In truth, I think part of getting wed is proving to your soon-to-be wife that you will wear whatever it takes. I wore the sandals and the zone. And as I stepped up into my chariot — alone, symbolically — I ran a fond hand over the bronze tyre of the wheel that I had helped forge.

And all my friends — I mean all of them, all that were living and, I think, a few of my dead — followed my chariot through the steep streets of Hermione, to the house where Archilogos waited. It was by then the edge of evening and the sun was setting red and mighty in the west behind the hills. I have no idea how I spent that day: looking for sandals, apparently. But I remember the light on the ships and the roof of the temple of Poseidon. I remember Aeschylus and Phrynicus becoming shrews as they matched wits against each other; I thought of telling them to be quiet, but I was old enough to realise that they were, in fact, enjoying themselves. And Styges was there, and Tiraesias and Hermogenes and Brasidas and Bulis, and Moire, and Ion who was too young to be one of my friends and was clearly more comfortable with the younger men, my sons.

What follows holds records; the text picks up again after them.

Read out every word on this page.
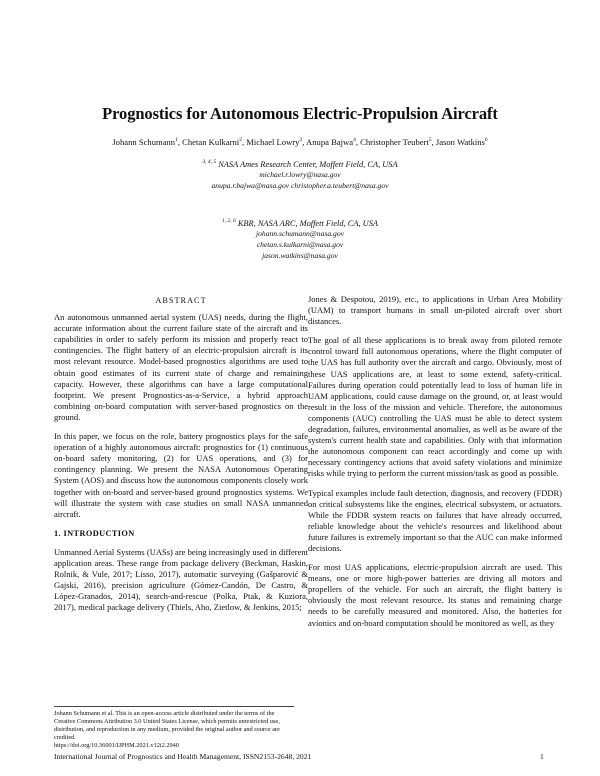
Prognostics for Autonomous Electric-Propulsion Aircraft
Johann Schumann$^1$, Chetan Kulkarni$^2$, Michael Lowry$^3$, Anupa Bajwa$^4$, Christopher Teubert$^5$, Jason Watkins$^6$
$^{3, 4, 5}$ NASA Ames Research Center, Moffett Field, CA, USA
michael.r.lowry@nasa.gov
anupa.r.bajwa@nasa.gov christopher.a.teubert@nasa.gov
$^{1, 2, 6}$ KBR, NASA ARC, Moffett Field, CA, USA
johann.schumann@nasa.gov
chetan.s.kulkarni@nasa.gov
jason.watkins@nasa.gov
ABSTRACT

An autonomous unmanned aerial system (UAS) needs, during the flight, accurate information about the current failure state of the aircraft and its capabilities in order to safely perform its mission and properly react to contingencies. The flight battery of an electric-propulsion aircraft is its most relevant resource. Model-based prognostics algorithms are used to obtain good estimates of its current state of charge and remaining capacity. However, these algorithms can have a large computational footprint. We present Prognostics-as-a-Service, a hybrid approach combining on-board computation with server-based prognostics on the ground.

In this paper, we focus on the role, battery prognostics plays for the safe operation of a highly autonomous aircraft: prognostics for (1) continuous on-board safety monitoring, (2) for UAS operations, and (3) for contingency planning. We present the NASA Autonomous Operating System (AOS) and discuss how the autonomous components closely work together with on-board and server-based ground prognostics systems. We will illustrate the system with case studies on small NASA unmanned aircraft.

1. INTRODUCTION

Unmanned Aerial Systems (UASs) are being increasingly used in different application areas. These range from package delivery (Beckman, Haskin, Rolnik, & Vule, 2017; Lisso, 2017), automatic surveying (Gašparović & Gajski, 2016), precision agriculture (Gómez-Candón, De Castro, & López-Granados, 2014), search-and-rescue (Polka, Ptak, & Kuziora, 2017), medical package delivery (Thiels, Aho, Zietlow, & Jenkins, 2015;

Jones & Despotou, 2019), etc., to applications in Urban Area Mobility (UAM) to transport humans in small un-piloted aircraft over short distances.

The goal of all these applications is to break away from piloted remote control toward full autonomous operations, where the flight computer of the UAS has full authority over the aircraft and cargo. Obviously, most of these UAS applications are, at least to some extend, safety-critical. Failures during operation could potentially lead to loss of human life in UAM applications, could cause damage on the ground, or, at least would result in the loss of the mission and vehicle. Therefore, the autonomous components (AUC) controlling the UAS must be able to detect system degradation, failures, environmental anomalies, as well as be aware of the system's current health state and capabilities. Only with that information the autonomous component can react accordingly and come up with necessary contingency actions that avoid safety violations and minimize risks while trying to perform the current mission/task as good as possible.

Typical examples include fault detection, diagnosis, and recovery (FDDR) on critical subsystems like the engines, electrical subsystem, or actuators. While the FDDR system reacts on failures that have already occurred, reliable knowledge about the vehicle's resources and likelihood about future failures is extremely important so that the AUC can make informed decisions.

For most UAS applications, electric-propulsion aircraft are used. This means, one or more high-power batteries are driving all motors and propellers of the vehicle. For such an aircraft, the flight battery is obviously the most relevant resource. Its status and remaining charge needs to be carefully measured and monitored. Also, the batteries for avionics and on-board computation should be monitored as well, as they

Johann Schumann et al. This is an open-access article distributed under the terms of the Creative Commons Attribution 3.0 United States License, which permits unrestricted use, distribution, and reproduction in any medium, provided the original author and source are credited.
https://doi.org/10.36001/IJPHM.2021.v12i2.2940
International Journal of Prognostics and Health Management, ISSN2153-2648, 2021	1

And there they were, each more beautiful than the last, if I may say it of them. Hector’s hair was like a blond flame, long like a Spartan’s, and Hipponax, heavier, but strong and calm, with his ringlets oiled and a superb woollen himation that just possibly his bride had made for him. And there with me were most of my marines — Sitalkes was gone to find his wife at Corinth and missed it all — and many oarsmen, too. Kineas strode by one of my chariot wheels like a god and he made me think somehow of Neoptolymos, the friend of my youth, the Cretan.

There were so many men we filled the streets, and three chariots — I tried to take it all in, but Aristides has told me since that he and some of the more formally dressed men were only just leaving their houses because of the press when I was arriving in the courtyard of Archilogos.

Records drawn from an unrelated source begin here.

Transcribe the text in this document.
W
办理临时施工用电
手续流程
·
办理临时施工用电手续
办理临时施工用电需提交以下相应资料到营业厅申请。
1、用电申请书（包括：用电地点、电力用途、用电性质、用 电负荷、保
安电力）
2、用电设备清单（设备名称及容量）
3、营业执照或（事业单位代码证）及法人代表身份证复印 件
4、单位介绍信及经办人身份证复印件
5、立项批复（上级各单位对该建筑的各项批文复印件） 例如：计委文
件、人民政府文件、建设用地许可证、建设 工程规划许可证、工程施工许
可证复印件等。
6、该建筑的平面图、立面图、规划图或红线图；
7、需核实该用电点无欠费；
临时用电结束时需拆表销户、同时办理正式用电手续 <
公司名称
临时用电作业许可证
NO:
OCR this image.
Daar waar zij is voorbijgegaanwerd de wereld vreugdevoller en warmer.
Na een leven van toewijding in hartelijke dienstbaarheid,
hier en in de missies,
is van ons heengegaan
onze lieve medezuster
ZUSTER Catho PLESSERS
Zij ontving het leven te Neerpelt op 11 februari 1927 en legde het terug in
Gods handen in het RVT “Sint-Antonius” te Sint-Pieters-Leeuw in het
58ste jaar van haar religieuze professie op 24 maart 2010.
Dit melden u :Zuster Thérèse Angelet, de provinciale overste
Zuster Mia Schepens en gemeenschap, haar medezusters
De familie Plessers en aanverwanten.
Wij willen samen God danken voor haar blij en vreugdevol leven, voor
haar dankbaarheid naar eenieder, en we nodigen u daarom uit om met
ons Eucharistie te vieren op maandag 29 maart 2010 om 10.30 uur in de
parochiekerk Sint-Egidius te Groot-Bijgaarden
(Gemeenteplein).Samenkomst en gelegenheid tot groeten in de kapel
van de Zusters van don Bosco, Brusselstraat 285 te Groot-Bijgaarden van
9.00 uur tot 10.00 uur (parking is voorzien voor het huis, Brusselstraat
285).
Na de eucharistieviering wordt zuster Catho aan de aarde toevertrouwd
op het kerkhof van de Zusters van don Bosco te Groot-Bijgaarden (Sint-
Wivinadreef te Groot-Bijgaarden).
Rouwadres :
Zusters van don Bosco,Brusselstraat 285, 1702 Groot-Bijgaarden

We had arranged that each of us would go to our bride’s house, pick her up in our chariot and lead a procession of her dowry through the streets to the temple of Poseidon, where we would all make offering and sacrifice, and where, by the courtesy of the town’s elders, we were allowed to make a marriage feast inside the precinct, as it was the only area in the town large enough for so many.

And it seemed unreal to me that I was going to wed Briseis in this pretty little town that was not my own, or hers, amid the same men who I led onto enemy decks and through enemy formations, all wreathed, all laughing. There was Leukas, who had been born almost in Hyperborea, and there was Seckla, in a magnificent robe of shining white and gold (loot, I suspect, from one of the Carthaginians), and he was from so far south of Thebes (Thebes of Egypt, that is) that he said it was as far from his home to Thebes as it was from Thebes to Athens. And there was Ka, who wore, instead of a himation or a chiton, the skin of a leopard, a fabulous spotted cat, or perhaps it was two, but it made him look even more exotic and even less Greek.

Of course, he was almost a foot taller than all the other men, as well. It made him easy to find, in a fight. Ka was a contrast to Moire. Ka never tried to be Greek; Moire was as Greek as he sought to be.

Anyway, I couldn’t quite get my mind around the reality of it. The chariot rolled along well enough, and the horses, for horses, behaved themselves. Cimon was beside himself with what a fine team they were and how magnificent they’d be if he could only replace the offside horse with a bigger one. They were all grey, unmatched and yet somehow matched, and it’s true that the offside horse was smaller. But they filled the street, they obeyed me like slaves, and they didn’t upset my magnificent himation. Listen, when I was a slave boy on Hipponax’s farm, learning to drive a chariot, little did I imagine that the next chance I would have would be in the streets of a tiny town in the Peloponnese, on the road to wedding my master’s daughter!